He penned a darn good letter

By Sister Anne Flanagan, FSP

CONTRIBUTOR

“Paul, Silvanus and Timothy to the church of the Thessalonians in God the Father and the Lord Jesus Christ — grace and peace be with you!” (1 Thes. 1:1).

This letter of St. Paul to the church in Thessalonica is probably the first of many other letters that he was to pen throughout his life. It is also considered to be one of the earliest Christian writings, coming at a time when the early church felt the need to set down its beliefs and its early story.

“According to a saying of the Fathers, Sacred Scripture is written principally in the church’s heart rather than in documents and records” (Catechism of the Catholic Church, No. 113). What does this tell us about Paul the scriptural author? He was so in tune with the Body of Christ, that he was able to articulate the church’s faith in a definitive way while writing under the inspiration of the Holy Spirit.

Spirit shines through

The Bible is fully human and fully divine, written under divine inspiration, but allowing the author’s personality to shine through. Nowhere is this clearer than in the Pauline letters. Whether it is Paul’s upbringing, his education, his overactive intellect or his personality, in the letters, these all become part of the enfleshing of the Word of God. We cannot avoid being struck by his delight in irony and paradox, his frustrations, his affection — and even his hurt feelings when his love is betrayed.

St. Paul was bilingual, fluent in Greek and Hebrew. His Greek was not just good, but cultured. But he was so intensely focused on presenting the Gospel that he sometimes made mistakes in grammar, or wove impossibly elaborate sentences, with one image or argument after another. The Bible admits that the letters may be a bit hard to understand: “Our beloved brother Paul wrote to you according to the wisdom given to him in all his letters. ... Some things in them are hard to understand and the foolish distort them to their own destruction ... just as they do the other scriptures” (2 Pt 3:15).

More than just letters

By the year 100, there was a collection of Pauline letters in circulation, not just among the Thessalonians, Corinthians and Philippians, but all the way to Egypt and France.

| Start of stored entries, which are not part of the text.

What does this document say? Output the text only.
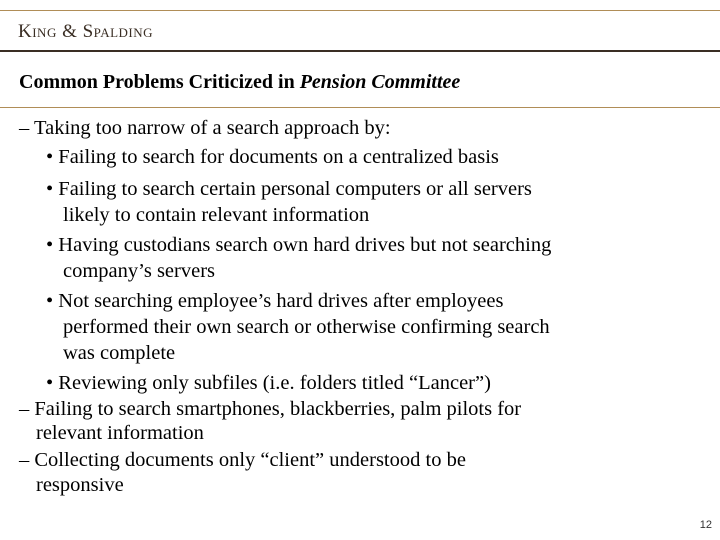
King & Spalding
Common Problems Criticized in Pension Committee
– Taking too narrow of a search approach by:
• Failing to search for documents on a centralized basis
• Failing to search certain personal computers or all servers
likely to contain relevant information
• Having custodians search own hard drives but not searching
company’s servers
• Not searching employee’s hard drives after employees
performed their own search or otherwise confirming search
was complete
• Reviewing only subfiles (i.e. folders titled “Lancer”)
– Failing to search smartphones, blackberries, palm pilots for
relevant information
– Collecting documents only “client” understood to be
responsive
12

So St. Paul wrote “letters,” but at the same time, they weren’t only letters. They were a kind of real presence of Paul made available through the written word. Today we would call it a “virtual presence.” Paul was expecting his letters to be read or “performed” in the assembly that was gathered for worship, in the same setting that the Christians joined to hear the Word of God in the Scriptures of Israel — since the early Christians adopted the synagogue prayer service with readings, instruction and intercessions.

In Colossians we read: “And when you’ve read this letter, have it read to the Laodicean church as well, and you should also read the letter from Laodicea” (4:16). Recent scholarship suggests that a few of the Pauline letters were written not directly by Paul but possibly by his disciples or by another generation of Christians who spoke in Paul’s name to address issues they were facing.

Regardless of who exactly penned a letter, we recall what the Second Vatican Council II document on divine revelation explicitly said: “To compose the sacred books, God chose certain men who, all the time while he employed them in this task, made full use of their own faculties and powers so that ... it was as true authors that they consigned to writing whatever he wanted written and no more” (Dei Verbum, No. 11).